Y empezó a hacer la señal de la cruz con desaforados movimientos de brazo ante los santos pintados en la parte superior y a ambos lados del portal.
–Cada uno vive como le place —continuó—. Hay un proverbio ruso que dice atinadamente: «Al religioso de otra orden no se le impone en modo alguno tu regla.» Aquí hay veinticinco padres que siguen el camino de la salvación, comen coles y se miran los unos a los otros. Lo que me sorprende es que ninguna mujer franquee estas puertas. Sin embargo, he oído decir que el starets recibe mujeres. ¿Es cierto? —preguntó dirigiéndose al monje.
–Las mujeres del pueblo le esperan allí, junto a la galería. Mírelas, allí están, sentadas en el suelo. Para las damas distinguidas se han habilitado dos habitaciones en la galería, pero que quedan fuera del recinto. Son aquellas ventanas que ve usted alli. El starets se traslada a la galería por un pasillo interior, cuando su salud se lo permite. Ahora hay en estas habitaciones una dama, la señora de Khokhlakov, propietaria de Kharkhov, que quiere consultarle sobre una hija suya que está anémica. Sin duda le ha prometido que irá, aunque en estos últimos tiempos está muy débil y apenas se deja ver.
–Por lo tanto, en la ermita hay una puerta entreabierta a la parte de las damas. Me guardaré mucho de pensar mal, padre. En el monte Athos…, usted debe de saberlo…, no solamente no se permiten visitas femeninas, sino que no se admite ninguna clase de mujer ni de hembra, ni gallina, ni pava, ni ternera.

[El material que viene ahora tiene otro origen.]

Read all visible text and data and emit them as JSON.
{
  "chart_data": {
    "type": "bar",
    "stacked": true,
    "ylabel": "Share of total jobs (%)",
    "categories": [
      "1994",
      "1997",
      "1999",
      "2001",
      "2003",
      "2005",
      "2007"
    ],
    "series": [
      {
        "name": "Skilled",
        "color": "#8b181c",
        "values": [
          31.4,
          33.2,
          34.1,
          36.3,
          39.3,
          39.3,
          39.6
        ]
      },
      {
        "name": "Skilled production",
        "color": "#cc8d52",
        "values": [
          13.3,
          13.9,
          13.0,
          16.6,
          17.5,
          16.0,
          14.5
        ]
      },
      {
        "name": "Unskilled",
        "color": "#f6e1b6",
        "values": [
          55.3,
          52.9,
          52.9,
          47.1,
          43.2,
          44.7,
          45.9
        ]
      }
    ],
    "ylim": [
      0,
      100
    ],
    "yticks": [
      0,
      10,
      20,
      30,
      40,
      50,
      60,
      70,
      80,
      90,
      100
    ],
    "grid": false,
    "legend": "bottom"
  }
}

–Le dejo, Fiodor Pavlovitch. A usted le van a echar: eso se lo digo yo.
–¿Pero en qué le he molestado, Piotr Alejandrovitch?
Y cuando entraron en el recinto, exclamó de súbito:
–¡Mire, mire! Viven en un verdadero mar de rosas.
No se veían rosas, porque entonces no las había, pero sí gran difusión de flores de otoño, magníficas y raras. Sin duda las cuidaba una mano experta. Había macizos alrededor de la iglesia y de las tumbas. También estaba cercada de flores la casita de madera (una simple planta baja precedida de una galería) donde se hallaba la celda del starets.
–¿Estaba todo lo mismo en la época de Barsanufe, el precedente starets? Dicen que era un hombre poco fino y que, cuando se enfurecía, la emprendia a bastonazos incluso con las damas. ¿Es esto verdad? —indagó Fiodor Pavlovitch mientras subían los escalones del pórtico.
–Barsanufe —repuso el monje— se comportaba a veces como si hubiese perdido la razón, pero ¡cuántas falsedades se cuentan de él! Nunca dio bastonazos a nadie… Ahora, caballeros, tengan la bondad de esperar unos instantes. Voy a anunciarlos.
Entonces Miusov murmuró una vez más:
–Se lo repito, Fiodor Pavlovitch: recuerde lo convenido. Si no, allá usted.
–Me gustaría saber qué es lo que le preocupa tanto —dijo, burlón, Fiodor Pavlovitch—. ¿Son sus pecados lo que le inquietan? Dicen que el starets Zósimo lee en el alma de las personas con sólo una mirada. Pero no comprendo que usted, un parisiense, un progresista, haga caso de estas cosas. Me sorprende profundamente.
Miusov no pudo tener la satisfacción de contestar a este mordaz comentario, pues en ese momento los invitaron a pasar.